100 yaşındaki 2 kadın uzun yaşamın gerçek sırrını açıkladı: Diyet ve egzersizi unutun


Sağlıklı bir ömür denilince akla çabucak diyet, antrenman ve tertipli uyku geliyor. Lakin 100 yaşını aşmış iki bayanın anlattıkları, uzun ömrün sırrının çok daha farklı olabileceğini gözler önüne seriyor. İçerik üreticisi Yair Brachiyahu, 100, 101 ve 90 yaşındaki üç bayanla gerçekleştirdiği röportajda, bu yaşlı lakin bilge bireylerin hayat dolu ömürlerinin sırlarını gün yüzüne çıkardı.

UZUN ÖMRÜN ALTIN ANAHTARI
Röportajda konuşan bayanlar, sağlıklı yaşamanın yalnızca fizikî değil, birebir vakitte ruhsal bir istikrarla mümkün olduğunu vurguladı. Ne yedikleri, ne kadar spor yaptıklarından çok; ne kadar güldükleri, kimlerle vakit geçirdikleri ve hayatı ne ölçüde sevdikleri öne çıktı.
Katılımcılara nazaran, uzun ömürlü olmanın sırları ortasında şu üç öge öne çıkıyor:
Neşe dolu bir hayat sürmek
Kitap okuyarak zihni daima canlı tutmak
Aktif ve destekleyici bir toplumsal etrafa sahip olmak
Röportajın yer aldığı görüntü kısa müddette toplumsal medyada geniş yankı uyandırdı. Birçok izleyici, bu sade ancak derin ömür ideolojisini takdir ederken, kimileri tavsiyelerin gerçekçi olmadığı görüşünde birleşti.

Bir kullanıcı, “Hepsinden duyduğum anahtarlar şunlar: 1. Kendini sev, 2. Hayatını sev, 3. Gerilim yapma, yalnızca yaşa, 4. Kendin ol.” yorumunda bulunurken, bir oburu “Anahtar bence finansal bağımsızlık” dedi. Fakat idman yapılmaması istikametindeki öneriyi eleştirenler de oldu. Bir izleyici, “Egzersiz yapmayın mı? Bu makus bir tavsiye. Başımı salladım.” tabirlerini kullandı.

BİLİM NE DİYOR?
Araştırmalar da bu görüşleri kısmen dayanaklar nitelikte. Yapılan çeşitli çalışmalar, keyifli bireylerin daha uzun yaşama eğiliminde olduğunu ortaya koyuyor. Örneğin, bir araştırma daha yüksek memnunluk seviyesine sahip şahısların, beş yıllık süreçte erken mevt riskinde %3,7’lik bir azalma yaşadığını gösterdi.

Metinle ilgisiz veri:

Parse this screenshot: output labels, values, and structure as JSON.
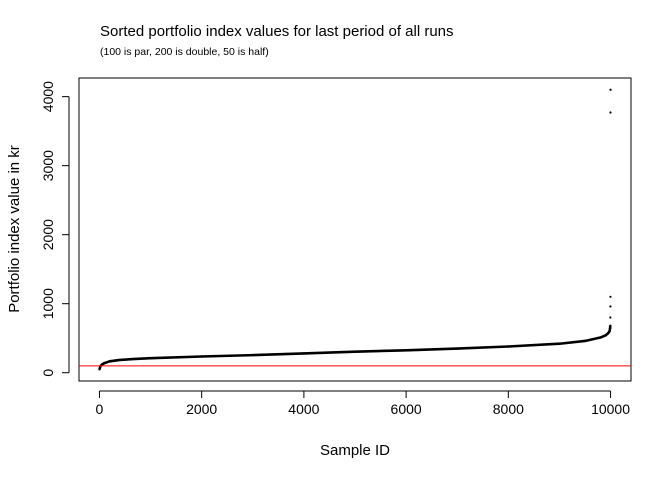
{
  "chart_data": {
    "type": "scatter",
    "title": "Sorted portfolio index values for last period of all runs",
    "subtitle": "(100 is par, 200 is double, 50 is half)",
    "xlabel": "Sample ID",
    "ylabel": "Portfolio index value in kr",
    "xlim": [
      -400,
      10400
    ],
    "ylim": [
      -120,
      4270
    ],
    "x_ticks": [
      0,
      2000,
      4000,
      6000,
      8000,
      10000
    ],
    "y_ticks": [
      0,
      1000,
      2000,
      3000,
      4000
    ],
    "grid": false,
    "point_color": "#000000",
    "reference_line": {
      "y": 100,
      "color": "#ff0000"
    },
    "series_curve": {
      "x": [
        1,
        20,
        50,
        100,
        200,
        400,
        700,
        1000,
        2000,
        3000,
        4000,
        5000,
        6000,
        7000,
        8000,
        9000,
        9500,
        9800,
        9900,
        9950,
        9980,
        9990,
        9995
      ],
      "y": [
        50,
        95,
        120,
        140,
        165,
        185,
        200,
        210,
        235,
        255,
        280,
        305,
        325,
        350,
        380,
        420,
        460,
        510,
        540,
        570,
        600,
        640,
        680
      ]
    },
    "series_outliers": {
      "x": [
        9996,
        9997,
        9998,
        9999,
        10000
      ],
      "y": [
        800,
        960,
        1100,
        3770,
        4100
      ]
    }
  }
}
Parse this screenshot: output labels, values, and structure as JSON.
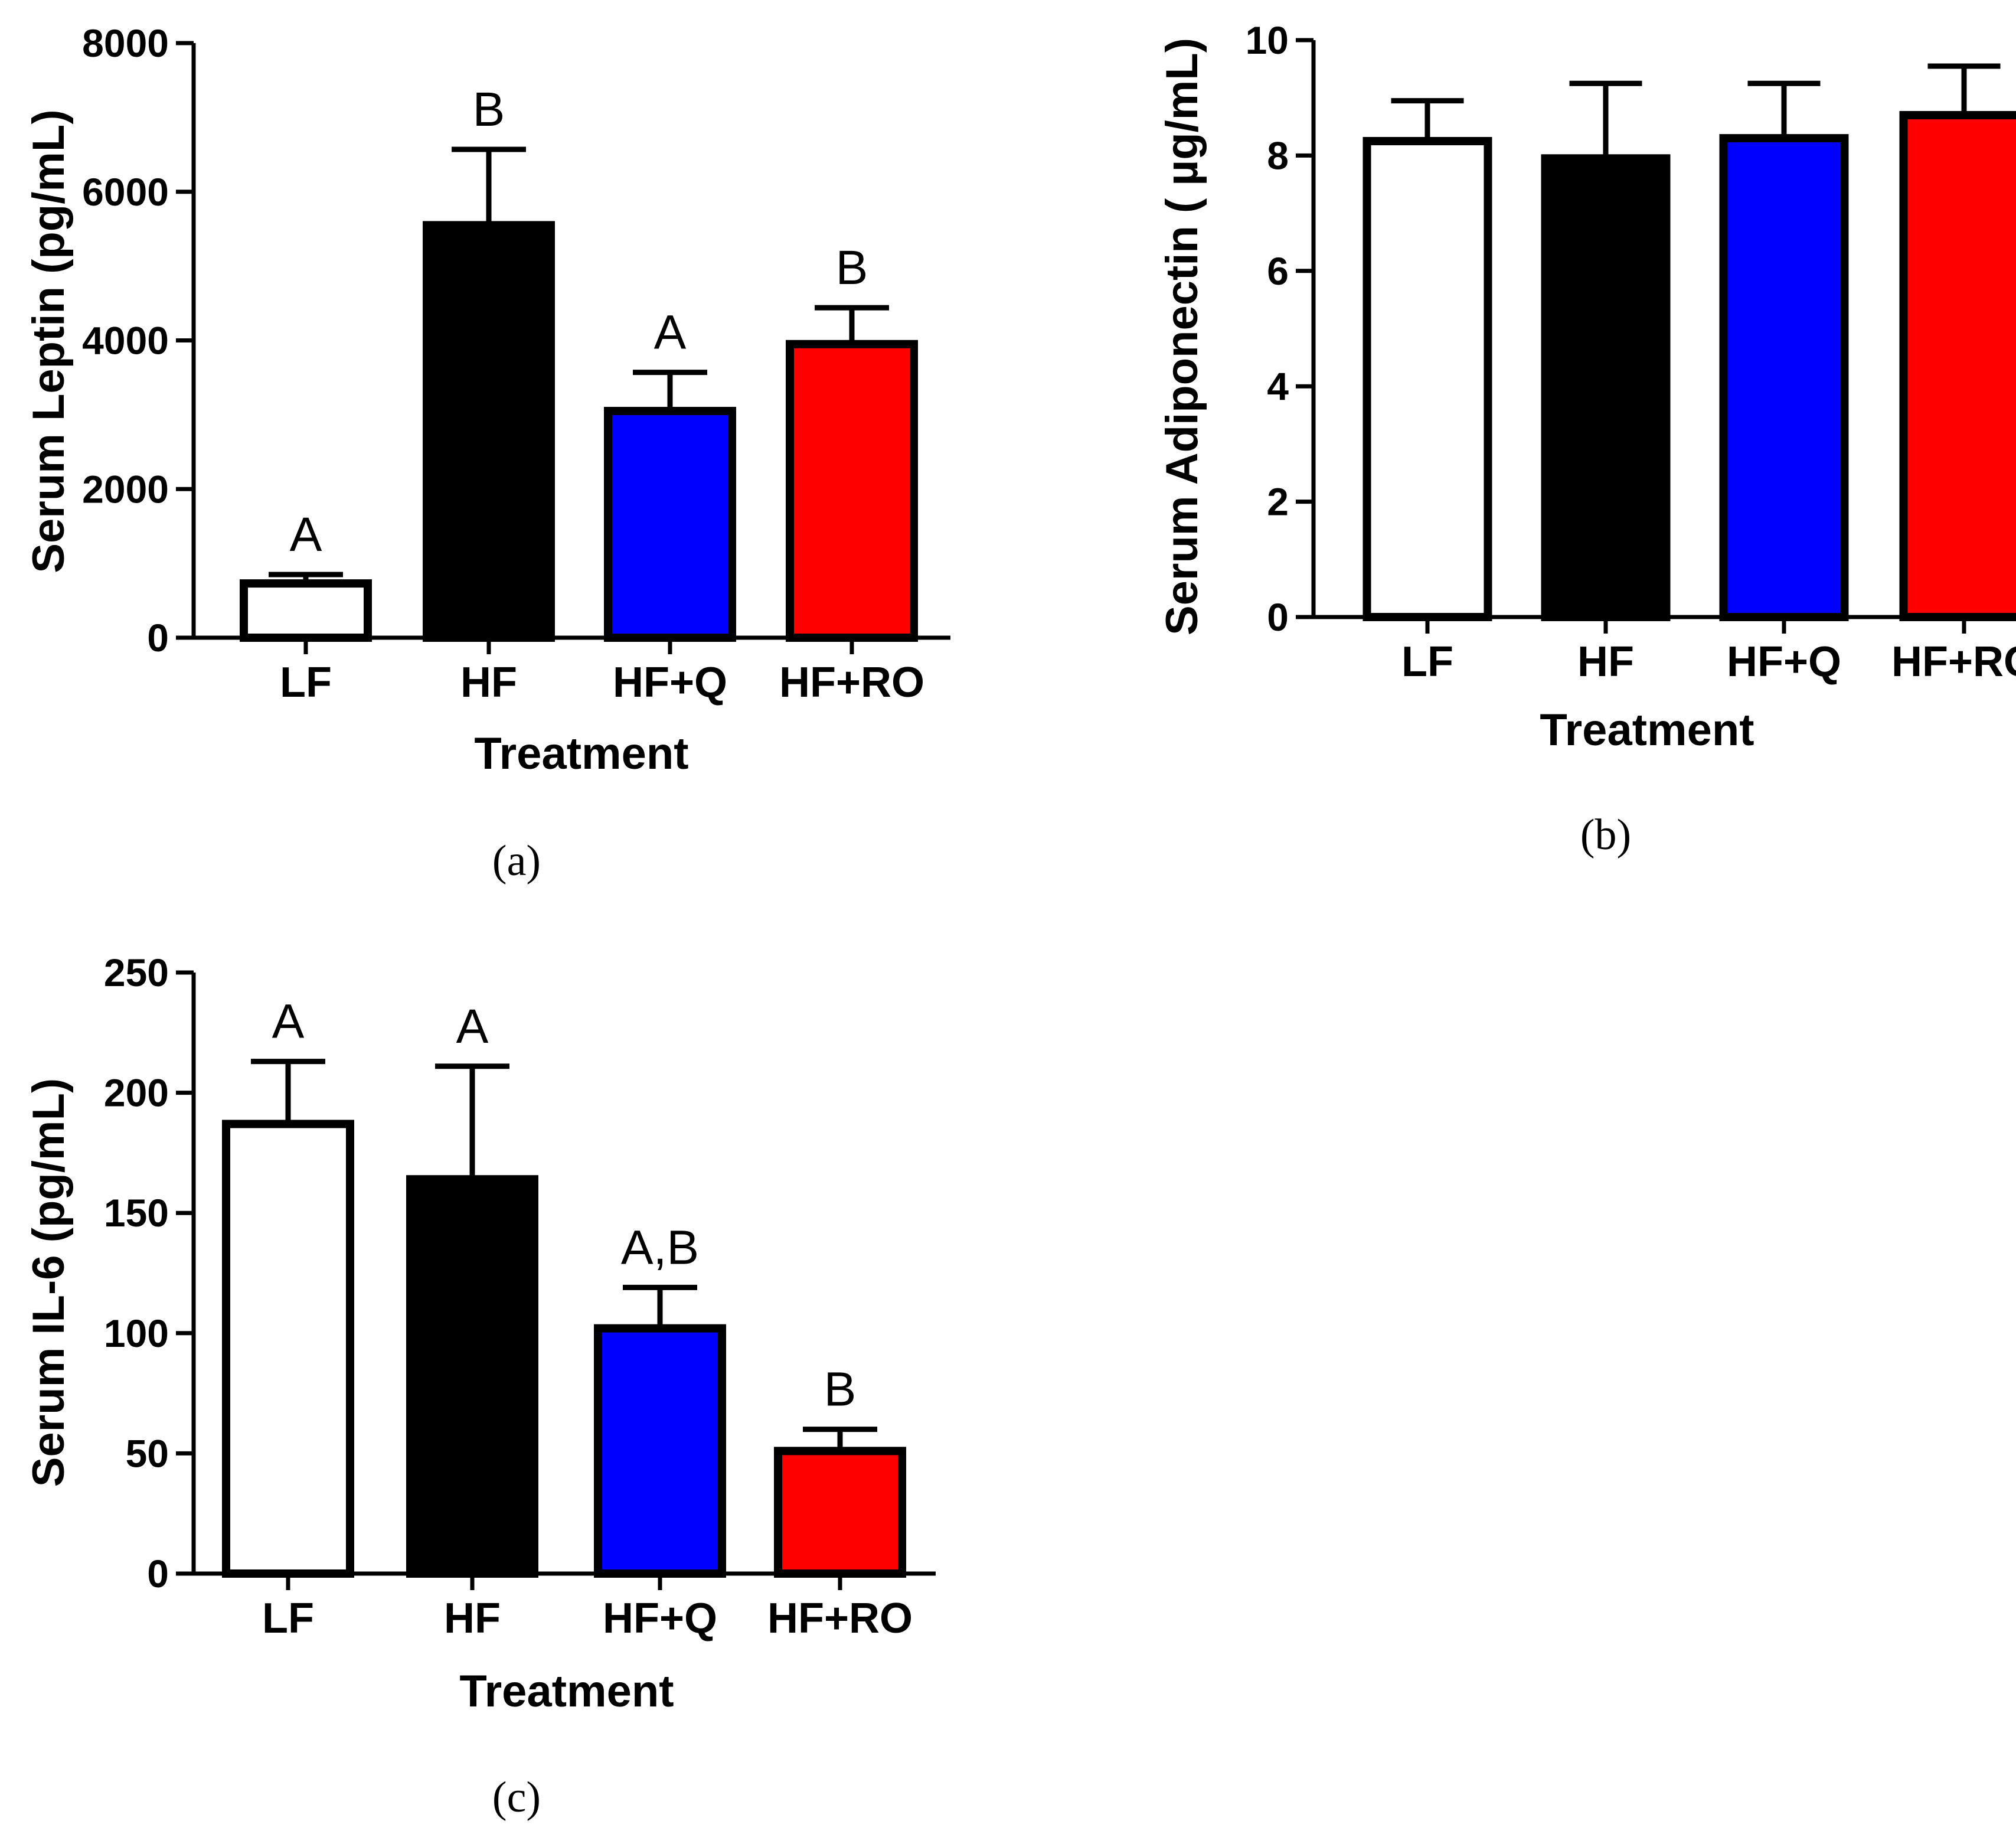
{
  "chart_data": [
    {
      "type": "bar",
      "panel": "(a)",
      "categories": [
        "LF",
        "HF",
        "HF+Q",
        "HF+RO"
      ],
      "values": [
        730,
        5550,
        3050,
        3950
      ],
      "errors": [
        120,
        1020,
        520,
        490
      ],
      "significance": [
        "A",
        "B",
        "A",
        "B"
      ],
      "colors": [
        "#ffffff",
        "#000000",
        "#0000ff",
        "#ff0000"
      ],
      "title": "",
      "xlabel": "Treatment",
      "ylabel": "Serum Leptin (pg/mL)",
      "ylim": [
        0,
        8000
      ],
      "yticks": [
        0,
        2000,
        4000,
        6000,
        8000
      ],
      "ytick_labels": [
        "0",
        "2000",
        "4000",
        "6000",
        "8000"
      ]
    },
    {
      "type": "bar",
      "panel": "(b)",
      "categories": [
        "LF",
        "HF",
        "HF+Q",
        "HF+RO"
      ],
      "values": [
        8.25,
        7.95,
        8.3,
        8.7
      ],
      "errors": [
        0.7,
        1.3,
        0.95,
        0.85
      ],
      "significance": [
        "",
        "",
        "",
        ""
      ],
      "colors": [
        "#ffffff",
        "#000000",
        "#0000ff",
        "#ff0000"
      ],
      "title": "",
      "xlabel": "Treatment",
      "ylabel": "Serum Adiponectin ( µg/mL)",
      "ylim": [
        0,
        10
      ],
      "yticks": [
        0,
        2,
        4,
        6,
        8,
        10
      ],
      "ytick_labels": [
        "0",
        "2",
        "4",
        "6",
        "8",
        "10"
      ]
    },
    {
      "type": "bar",
      "panel": "(c)",
      "categories": [
        "LF",
        "HF",
        "HF+Q",
        "HF+RO"
      ],
      "values": [
        187,
        164,
        102,
        51
      ],
      "errors": [
        26,
        47,
        17,
        9
      ],
      "significance": [
        "A",
        "A",
        "A,B",
        "B"
      ],
      "colors": [
        "#ffffff",
        "#000000",
        "#0000ff",
        "#ff0000"
      ],
      "title": "",
      "xlabel": "Treatment",
      "ylabel": "Serum IL-6 (pg/mL)",
      "ylim": [
        0,
        250
      ],
      "yticks": [
        0,
        50,
        100,
        150,
        200,
        250
      ],
      "ytick_labels": [
        "0",
        "50",
        "100",
        "150",
        "200",
        "250"
      ]
    }
  ]
}
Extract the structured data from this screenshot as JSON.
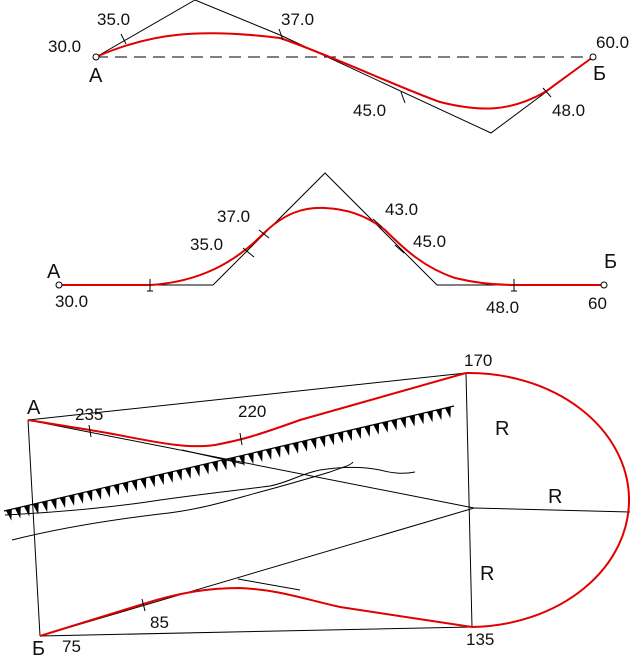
{
  "colors": {
    "curve": "#e00000",
    "line": "#000000",
    "background": "#ffffff"
  },
  "diagram1": {
    "point_a": "А",
    "point_b": "Б",
    "start_value": "30.0",
    "end_value": "60.0",
    "marks": [
      "35.0",
      "37.0",
      "45.0",
      "48.0"
    ]
  },
  "diagram2": {
    "point_a": "А",
    "point_b": "Б",
    "start_value": "30.0",
    "end_value": "60",
    "marks": [
      "35.0",
      "37.0",
      "43.0",
      "45.0",
      "48.0"
    ]
  },
  "diagram3": {
    "point_a": "А",
    "point_b": "Б",
    "corner_labels": [
      "170",
      "135"
    ],
    "marks": [
      "235",
      "220",
      "85",
      "75"
    ],
    "radius_label": "R"
  }
}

Mutluluğun; gerilim azaltımı, sağlıklı hayat alışkanlıklarının sürdürülmesi, kalp sıhhati ve bağışıklık sistemi üzerinde olumlu tesirleri olduğu da bilimsel datalarla destekleniyor. Ayrıyeten iyimserliğin –mutluluğun temel bileşenlerinden biri olarak– 85 yaş ve sonrasına ulaşma ihtimalini artırdığı da biliniyor.

Elbette istikrarlı beslenmek, sigaradan uzak durmak ve tertipli idman yapmak sağlıklı bir ömrün olmazsa olmazları. Fakat 100 yaşını geride bırakmış bu bayanların anlattıkları, ruhsal ve toplumsal sıhhatin da en az fizikî sıhhat kadar değerli olduğunu gösteriyor. Kimi vakit bir kahkaha, kimi vakit bir dost sohbeti; hayatın uzunluğu kadar kalitesini de belirliyor olabilir.